Incidentally, people who think imprisonment for drug offenses, or any other crime, is not effective need to read a recent posting of an article by Thomas Sowell: http://www.freerepublic.com/focus/f-news/1691373/posts
The only way to win is to change human nature. There is no easy solution, and legalization is no solution at all...it's capitulation. The weakest minded among us will always look to chemistry to alter their state of mind. Must we always cater to the lowest and weakest among us?
Here's another reason to ban poison ivy: inhaling the smoke could, and probably would be, be fatal. I kid you not.
Good luck with that.
There is no easy solution, and legalization is no solution at all...it's capitulation.
That's either the answer of a stubborn person or an insane one. The stubborn person refuses to believe that the solution is exactly opposite of what they have been proposing. The insane person keeps repeating the same steps over and over and keeps hoping for a different outcome. We tried prohibition in the 30's. It didn't work then and it isn't working now.
Well, maybe I am being lured in by a lack of irony or sarcasm tags for your post, but it seems to me that you are making common cause with the leftist utopians.
Your words could easily have been uttered by Pol Pot, Robespierre, or any other "idealist" scourge of humanity!
Unlike yourself, I happen to like human nature.
The distilled spirits lobby will fight legalization of cannabis with everything they have. Also, the government can't make money off something anybody can grow on their own. Any new laws concerning this will have the gov't making more money or it won't happen. Right now LE can take your house, cars and any other property if a dog happens to smell drugs on the money in your pocket. The law is an ass when it comes to this subject.
aw heck! Oside took me for a ride. I've been punk'd!!
I stepped right into that one. Good show.
The point is...your not going to eliminate drugs until you eliminate the demand. To eliminate the demand you have to change the nature of humanity...which is not likely. Pol Pot and the others tried to change human nature...by force. To change the nature of a man he has to do it for himself due to his own desires.
That said...to throw open the flood gates to drugs is no solution.
They are illegal, the burden of proof is on those that would have them legal.
Lol! You didn't even bother to click on the link. The 22.5% is the official US government statistic! The UN claims the number of US incarcerated is higher than the official US government number of 22.5%.
Yup, it turns out we have 20ish percent of the prisoners in the would. There are many many factors to that. In countries where they just kill you for screwing up they have way fewer people in prison. In countries too poor to have cops they have very few people in prison too. OUr welfare state and it's destruction of the family unit is putting people in prison, not the lack of legality for drugs.
Thanks for the link. That ought to be required reading.
Well, one solution would be to stop seeing the "demand for drugs" as a problem that requires a remedy.
As I said, I like human nature, including its appetite for amusement and fresh experiences.

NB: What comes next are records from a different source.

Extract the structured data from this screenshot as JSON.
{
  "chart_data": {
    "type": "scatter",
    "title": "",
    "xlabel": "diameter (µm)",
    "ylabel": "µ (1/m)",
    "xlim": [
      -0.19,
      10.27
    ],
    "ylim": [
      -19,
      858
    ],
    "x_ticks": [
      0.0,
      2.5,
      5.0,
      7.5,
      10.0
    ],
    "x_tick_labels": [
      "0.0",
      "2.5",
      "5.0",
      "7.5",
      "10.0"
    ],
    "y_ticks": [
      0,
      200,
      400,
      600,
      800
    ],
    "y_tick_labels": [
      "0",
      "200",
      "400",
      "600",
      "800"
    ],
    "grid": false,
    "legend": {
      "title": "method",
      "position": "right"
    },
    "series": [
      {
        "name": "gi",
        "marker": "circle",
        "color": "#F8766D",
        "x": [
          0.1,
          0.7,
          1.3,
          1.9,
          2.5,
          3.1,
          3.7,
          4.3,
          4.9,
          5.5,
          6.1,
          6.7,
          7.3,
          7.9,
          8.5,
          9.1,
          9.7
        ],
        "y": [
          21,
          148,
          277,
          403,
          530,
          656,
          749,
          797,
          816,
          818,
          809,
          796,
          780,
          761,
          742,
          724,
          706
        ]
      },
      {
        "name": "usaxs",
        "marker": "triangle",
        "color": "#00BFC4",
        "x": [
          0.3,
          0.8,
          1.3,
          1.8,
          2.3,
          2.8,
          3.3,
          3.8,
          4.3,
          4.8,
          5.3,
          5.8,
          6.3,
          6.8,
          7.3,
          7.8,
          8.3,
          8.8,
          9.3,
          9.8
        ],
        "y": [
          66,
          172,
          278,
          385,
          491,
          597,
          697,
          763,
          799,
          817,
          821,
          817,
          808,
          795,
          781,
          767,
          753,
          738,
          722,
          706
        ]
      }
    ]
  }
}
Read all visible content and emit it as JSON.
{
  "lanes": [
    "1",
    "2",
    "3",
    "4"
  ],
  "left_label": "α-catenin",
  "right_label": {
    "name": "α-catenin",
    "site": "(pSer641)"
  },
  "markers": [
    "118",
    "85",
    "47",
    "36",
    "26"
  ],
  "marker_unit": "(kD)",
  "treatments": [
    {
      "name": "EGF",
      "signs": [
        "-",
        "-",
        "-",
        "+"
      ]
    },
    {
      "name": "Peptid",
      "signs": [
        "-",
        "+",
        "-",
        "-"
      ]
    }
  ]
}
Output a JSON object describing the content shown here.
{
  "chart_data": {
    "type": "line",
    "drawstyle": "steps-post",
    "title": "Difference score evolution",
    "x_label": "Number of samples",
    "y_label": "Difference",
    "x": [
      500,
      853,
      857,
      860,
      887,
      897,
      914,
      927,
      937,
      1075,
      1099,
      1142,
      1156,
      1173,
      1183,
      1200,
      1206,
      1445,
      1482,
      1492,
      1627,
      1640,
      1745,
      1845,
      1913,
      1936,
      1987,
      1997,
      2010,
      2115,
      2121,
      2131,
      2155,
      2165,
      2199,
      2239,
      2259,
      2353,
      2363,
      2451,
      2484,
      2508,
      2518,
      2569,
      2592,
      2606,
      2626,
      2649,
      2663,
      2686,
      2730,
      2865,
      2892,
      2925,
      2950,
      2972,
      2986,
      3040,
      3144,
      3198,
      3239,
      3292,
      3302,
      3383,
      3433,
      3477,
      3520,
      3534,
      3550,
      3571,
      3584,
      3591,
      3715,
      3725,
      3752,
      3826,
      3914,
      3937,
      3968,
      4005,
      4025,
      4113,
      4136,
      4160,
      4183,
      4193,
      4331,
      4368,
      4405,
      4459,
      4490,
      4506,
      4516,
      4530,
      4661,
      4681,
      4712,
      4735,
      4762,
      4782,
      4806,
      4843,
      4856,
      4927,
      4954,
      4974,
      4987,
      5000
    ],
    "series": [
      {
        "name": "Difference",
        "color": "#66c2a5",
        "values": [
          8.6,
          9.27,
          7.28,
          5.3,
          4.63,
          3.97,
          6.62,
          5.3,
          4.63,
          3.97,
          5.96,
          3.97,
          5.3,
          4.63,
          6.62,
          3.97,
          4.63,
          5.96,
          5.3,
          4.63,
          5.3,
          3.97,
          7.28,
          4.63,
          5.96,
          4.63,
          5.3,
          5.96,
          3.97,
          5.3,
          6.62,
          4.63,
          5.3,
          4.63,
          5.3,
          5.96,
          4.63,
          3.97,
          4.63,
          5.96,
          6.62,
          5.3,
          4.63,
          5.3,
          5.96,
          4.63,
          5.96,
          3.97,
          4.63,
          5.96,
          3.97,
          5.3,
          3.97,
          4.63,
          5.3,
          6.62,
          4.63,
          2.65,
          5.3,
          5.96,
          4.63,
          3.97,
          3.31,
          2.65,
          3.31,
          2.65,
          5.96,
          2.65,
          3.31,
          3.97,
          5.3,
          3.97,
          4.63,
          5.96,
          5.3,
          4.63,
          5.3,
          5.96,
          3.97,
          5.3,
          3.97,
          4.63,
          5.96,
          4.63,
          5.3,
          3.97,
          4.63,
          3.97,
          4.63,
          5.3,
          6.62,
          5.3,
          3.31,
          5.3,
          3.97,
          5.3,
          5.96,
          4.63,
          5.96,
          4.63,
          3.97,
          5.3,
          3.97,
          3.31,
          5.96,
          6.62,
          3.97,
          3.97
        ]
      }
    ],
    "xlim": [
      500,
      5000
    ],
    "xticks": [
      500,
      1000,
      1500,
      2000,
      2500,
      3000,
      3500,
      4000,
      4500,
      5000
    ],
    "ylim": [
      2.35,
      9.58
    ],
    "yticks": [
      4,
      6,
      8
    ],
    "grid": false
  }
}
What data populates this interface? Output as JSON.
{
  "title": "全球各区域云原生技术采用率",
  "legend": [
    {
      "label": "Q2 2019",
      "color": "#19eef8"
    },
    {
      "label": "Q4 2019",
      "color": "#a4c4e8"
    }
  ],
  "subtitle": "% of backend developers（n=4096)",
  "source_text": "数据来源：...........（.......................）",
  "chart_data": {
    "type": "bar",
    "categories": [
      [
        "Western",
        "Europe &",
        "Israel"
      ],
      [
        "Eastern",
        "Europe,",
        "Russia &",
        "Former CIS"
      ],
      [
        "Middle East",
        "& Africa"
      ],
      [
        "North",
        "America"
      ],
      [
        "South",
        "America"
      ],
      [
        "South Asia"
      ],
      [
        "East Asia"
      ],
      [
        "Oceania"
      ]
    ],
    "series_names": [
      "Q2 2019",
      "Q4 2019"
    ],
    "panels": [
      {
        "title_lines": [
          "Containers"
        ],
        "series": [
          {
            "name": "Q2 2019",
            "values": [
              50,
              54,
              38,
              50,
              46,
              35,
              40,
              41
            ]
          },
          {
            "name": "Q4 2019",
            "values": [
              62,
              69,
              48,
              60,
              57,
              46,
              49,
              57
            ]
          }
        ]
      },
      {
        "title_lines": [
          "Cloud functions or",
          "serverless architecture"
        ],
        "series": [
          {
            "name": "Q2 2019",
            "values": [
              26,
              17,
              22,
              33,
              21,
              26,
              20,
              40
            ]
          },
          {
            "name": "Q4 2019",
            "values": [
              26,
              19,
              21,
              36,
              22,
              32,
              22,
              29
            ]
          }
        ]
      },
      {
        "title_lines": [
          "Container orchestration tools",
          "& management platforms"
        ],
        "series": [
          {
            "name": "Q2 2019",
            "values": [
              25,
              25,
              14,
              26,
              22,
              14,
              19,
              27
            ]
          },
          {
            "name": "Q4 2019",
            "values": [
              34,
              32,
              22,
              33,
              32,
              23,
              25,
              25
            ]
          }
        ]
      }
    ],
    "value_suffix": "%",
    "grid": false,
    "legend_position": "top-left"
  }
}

In my honest opinion, the WOD is a front for the protection of actual 'criminal' profits for the international dealers and their bought-and-paid-for political representaives in this country.
Without the WOD, there would still be a group of indigent abusers, but the costs to society and our political system would be abated.
In a city I am familiar with - Vancouver - there have been many approaches to the needle drug "problem" over the last 50 years, from 10 year penalties for possession, to the present city-sponsored 'needle-exchanges'; yet the number of 'addicts' has remained constant at about 10-12 thousand.
Fifty years.
End the WOD!
Do you think the fact that they're going to have to face opposition subsidized by their own tax dollars might have something to do with it?